Here’s What the Man Who Interrogated Saddam Hussein Says Now
Ten years after the execution of Saddam Hussein, the former dictator of Iraq, John Nixon, the CIA agent who first interrogated the tyrant immediately after his capture by U.S. forces, has written about the eye-opening experience.
If President Barack Obama was unaware of the agent’s story before he announced his plans for Iraq after winning the 2008 election, he very likely had access to it before implementing that plan. That is a disturbing point to consider after seeing the rise of ISIS and its impact on the American people in the years that have followed.
Nixon wrote, in part:
Saddam had actually believed 9/11 would bring Iraq and America closer because Washington would need his secular government to help fight fundamentalism. How woefully wrong he had been.
During our talks, we often heard muffled explosions. Saddam inferred things were not going well for the U.S. forces and took pleasure in the fact. “You are going to fail,” he said. “You are going to find that it is not so easy to govern Iraq.” History has proved him right. But back then, I was curious why he felt that way.

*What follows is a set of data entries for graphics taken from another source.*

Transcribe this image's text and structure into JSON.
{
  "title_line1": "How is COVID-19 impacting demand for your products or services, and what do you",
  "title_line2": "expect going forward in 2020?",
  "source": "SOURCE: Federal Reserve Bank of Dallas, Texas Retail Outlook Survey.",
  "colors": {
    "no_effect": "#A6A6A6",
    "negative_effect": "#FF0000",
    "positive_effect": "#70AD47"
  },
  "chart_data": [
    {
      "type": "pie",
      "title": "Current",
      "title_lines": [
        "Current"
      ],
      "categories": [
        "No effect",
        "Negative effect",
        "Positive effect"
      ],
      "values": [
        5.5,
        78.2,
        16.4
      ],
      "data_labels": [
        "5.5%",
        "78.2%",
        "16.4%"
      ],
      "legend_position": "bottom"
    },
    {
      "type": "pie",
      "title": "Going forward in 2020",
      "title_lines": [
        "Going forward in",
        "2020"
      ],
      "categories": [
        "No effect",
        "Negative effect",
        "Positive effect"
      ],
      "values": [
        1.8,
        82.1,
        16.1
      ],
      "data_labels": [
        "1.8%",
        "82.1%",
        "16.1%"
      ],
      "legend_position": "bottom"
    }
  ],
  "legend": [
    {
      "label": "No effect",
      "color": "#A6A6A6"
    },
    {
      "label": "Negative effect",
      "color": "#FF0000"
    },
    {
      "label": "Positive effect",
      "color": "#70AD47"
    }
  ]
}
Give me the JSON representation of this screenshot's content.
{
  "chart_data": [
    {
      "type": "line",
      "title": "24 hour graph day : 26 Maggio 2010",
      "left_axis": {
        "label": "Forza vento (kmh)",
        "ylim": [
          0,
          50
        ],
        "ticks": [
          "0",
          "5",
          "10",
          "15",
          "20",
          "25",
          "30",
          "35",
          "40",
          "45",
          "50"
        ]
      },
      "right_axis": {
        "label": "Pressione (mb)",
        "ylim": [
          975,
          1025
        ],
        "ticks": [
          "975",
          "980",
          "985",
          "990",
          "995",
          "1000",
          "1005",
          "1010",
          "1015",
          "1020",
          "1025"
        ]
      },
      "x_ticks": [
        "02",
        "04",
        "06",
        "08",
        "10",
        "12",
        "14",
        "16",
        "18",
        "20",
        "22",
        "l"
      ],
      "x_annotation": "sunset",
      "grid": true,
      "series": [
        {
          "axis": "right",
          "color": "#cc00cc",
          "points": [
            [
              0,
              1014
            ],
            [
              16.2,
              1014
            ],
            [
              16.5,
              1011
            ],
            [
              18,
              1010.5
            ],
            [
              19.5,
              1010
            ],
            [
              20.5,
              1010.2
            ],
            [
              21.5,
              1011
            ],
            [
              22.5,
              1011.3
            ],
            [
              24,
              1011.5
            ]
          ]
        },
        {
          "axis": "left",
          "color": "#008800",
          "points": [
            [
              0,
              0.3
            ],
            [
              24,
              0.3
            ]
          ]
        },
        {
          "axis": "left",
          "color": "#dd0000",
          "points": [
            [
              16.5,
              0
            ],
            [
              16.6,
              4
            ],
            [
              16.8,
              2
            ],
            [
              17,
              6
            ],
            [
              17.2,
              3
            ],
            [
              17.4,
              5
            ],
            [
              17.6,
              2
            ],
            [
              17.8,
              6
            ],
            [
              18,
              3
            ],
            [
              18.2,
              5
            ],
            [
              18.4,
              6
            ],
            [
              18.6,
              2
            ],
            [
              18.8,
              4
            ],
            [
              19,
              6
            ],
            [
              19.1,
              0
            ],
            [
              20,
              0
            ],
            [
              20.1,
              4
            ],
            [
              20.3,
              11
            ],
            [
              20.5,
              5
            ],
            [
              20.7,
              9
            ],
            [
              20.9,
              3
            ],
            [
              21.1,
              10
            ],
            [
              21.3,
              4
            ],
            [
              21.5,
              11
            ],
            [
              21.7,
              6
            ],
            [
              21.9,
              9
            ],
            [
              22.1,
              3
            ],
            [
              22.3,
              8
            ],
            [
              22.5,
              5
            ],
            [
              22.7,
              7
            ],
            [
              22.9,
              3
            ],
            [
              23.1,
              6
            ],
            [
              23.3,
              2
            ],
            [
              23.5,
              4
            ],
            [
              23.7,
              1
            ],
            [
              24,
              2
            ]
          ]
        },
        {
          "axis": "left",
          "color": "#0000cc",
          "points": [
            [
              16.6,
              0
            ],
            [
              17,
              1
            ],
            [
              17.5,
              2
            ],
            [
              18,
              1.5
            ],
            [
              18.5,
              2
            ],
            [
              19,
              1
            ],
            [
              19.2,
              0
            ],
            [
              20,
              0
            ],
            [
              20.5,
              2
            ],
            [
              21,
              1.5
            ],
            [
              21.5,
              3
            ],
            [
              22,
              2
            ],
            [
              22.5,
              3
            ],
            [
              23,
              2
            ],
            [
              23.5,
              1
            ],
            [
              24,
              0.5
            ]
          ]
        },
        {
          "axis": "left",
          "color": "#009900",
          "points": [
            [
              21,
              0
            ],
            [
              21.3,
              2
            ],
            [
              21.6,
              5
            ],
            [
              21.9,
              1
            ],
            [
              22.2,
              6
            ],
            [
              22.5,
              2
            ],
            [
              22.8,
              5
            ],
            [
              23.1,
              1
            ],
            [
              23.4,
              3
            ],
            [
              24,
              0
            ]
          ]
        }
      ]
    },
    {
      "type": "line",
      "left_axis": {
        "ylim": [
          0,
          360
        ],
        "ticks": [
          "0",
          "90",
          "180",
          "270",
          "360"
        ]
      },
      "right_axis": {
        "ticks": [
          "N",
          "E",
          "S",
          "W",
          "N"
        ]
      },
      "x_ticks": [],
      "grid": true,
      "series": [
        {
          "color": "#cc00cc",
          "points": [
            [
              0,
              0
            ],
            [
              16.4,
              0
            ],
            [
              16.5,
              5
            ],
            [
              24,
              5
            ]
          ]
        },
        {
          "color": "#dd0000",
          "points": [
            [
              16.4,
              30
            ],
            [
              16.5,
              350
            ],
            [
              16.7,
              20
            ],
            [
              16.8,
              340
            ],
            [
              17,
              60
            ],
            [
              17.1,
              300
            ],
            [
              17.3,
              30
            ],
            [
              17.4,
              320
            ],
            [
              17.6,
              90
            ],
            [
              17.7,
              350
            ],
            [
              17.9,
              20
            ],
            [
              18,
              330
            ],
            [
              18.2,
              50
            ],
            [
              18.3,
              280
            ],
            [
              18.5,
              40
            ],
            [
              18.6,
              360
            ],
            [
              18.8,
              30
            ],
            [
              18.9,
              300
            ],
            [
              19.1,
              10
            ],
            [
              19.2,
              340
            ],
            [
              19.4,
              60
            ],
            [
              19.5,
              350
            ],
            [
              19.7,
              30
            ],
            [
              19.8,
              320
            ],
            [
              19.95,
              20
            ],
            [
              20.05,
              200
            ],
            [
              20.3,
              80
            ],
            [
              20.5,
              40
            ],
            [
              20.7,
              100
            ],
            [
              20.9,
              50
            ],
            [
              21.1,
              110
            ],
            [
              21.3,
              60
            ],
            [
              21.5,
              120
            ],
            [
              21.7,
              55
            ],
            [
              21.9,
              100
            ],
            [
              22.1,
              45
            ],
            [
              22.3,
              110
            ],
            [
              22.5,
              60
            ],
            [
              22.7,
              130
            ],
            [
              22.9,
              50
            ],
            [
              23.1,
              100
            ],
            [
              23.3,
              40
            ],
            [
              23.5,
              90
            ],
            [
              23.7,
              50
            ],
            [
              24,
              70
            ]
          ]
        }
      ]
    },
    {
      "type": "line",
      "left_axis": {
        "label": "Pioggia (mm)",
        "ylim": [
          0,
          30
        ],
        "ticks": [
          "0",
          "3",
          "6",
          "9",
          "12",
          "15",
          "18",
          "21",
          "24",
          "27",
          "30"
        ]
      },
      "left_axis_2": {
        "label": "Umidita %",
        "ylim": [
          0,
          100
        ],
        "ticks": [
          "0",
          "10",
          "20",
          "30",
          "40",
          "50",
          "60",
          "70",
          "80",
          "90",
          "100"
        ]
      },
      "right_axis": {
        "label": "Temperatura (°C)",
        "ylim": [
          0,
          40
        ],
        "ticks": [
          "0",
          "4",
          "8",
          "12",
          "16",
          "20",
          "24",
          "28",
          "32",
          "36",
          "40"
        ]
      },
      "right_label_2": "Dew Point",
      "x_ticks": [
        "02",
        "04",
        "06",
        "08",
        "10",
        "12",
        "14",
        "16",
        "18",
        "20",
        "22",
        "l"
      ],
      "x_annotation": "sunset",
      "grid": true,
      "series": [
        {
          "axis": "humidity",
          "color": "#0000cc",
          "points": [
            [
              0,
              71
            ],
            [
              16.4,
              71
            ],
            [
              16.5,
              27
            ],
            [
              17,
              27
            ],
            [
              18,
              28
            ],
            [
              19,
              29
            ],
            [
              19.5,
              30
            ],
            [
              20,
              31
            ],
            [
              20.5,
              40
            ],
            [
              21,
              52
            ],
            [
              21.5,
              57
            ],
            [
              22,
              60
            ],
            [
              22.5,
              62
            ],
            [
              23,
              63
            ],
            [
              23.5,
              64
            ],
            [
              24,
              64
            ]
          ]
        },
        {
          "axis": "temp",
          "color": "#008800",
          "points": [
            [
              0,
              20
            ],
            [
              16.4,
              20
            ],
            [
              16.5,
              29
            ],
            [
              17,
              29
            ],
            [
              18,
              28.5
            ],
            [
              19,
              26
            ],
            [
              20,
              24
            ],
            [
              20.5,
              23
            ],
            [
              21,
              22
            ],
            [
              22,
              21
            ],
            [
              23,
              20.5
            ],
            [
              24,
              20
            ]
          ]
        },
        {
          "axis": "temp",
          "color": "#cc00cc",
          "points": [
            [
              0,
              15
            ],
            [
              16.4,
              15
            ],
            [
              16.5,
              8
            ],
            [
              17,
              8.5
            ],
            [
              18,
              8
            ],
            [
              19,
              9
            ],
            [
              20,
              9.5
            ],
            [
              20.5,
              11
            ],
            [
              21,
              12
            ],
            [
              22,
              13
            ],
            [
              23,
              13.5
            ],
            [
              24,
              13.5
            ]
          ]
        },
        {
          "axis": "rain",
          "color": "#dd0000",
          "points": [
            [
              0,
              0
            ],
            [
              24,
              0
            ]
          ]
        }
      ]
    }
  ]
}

“Because you do not know the language, the history and the Arab mind,” he said. ‘It’s hard to know the Iraqi people without knowing its weather and its history. The difference is between night and day and winter and summer. That’s why they say the Iraqis are hard-headed—because of the summer heat.”
He chuckled and added: “Next summer, when it is hot, they might revolt against you. The summer of 1958 got a little hot. In the 1960s, when it was hot, we had a revolution. You might tell that to President Bush!”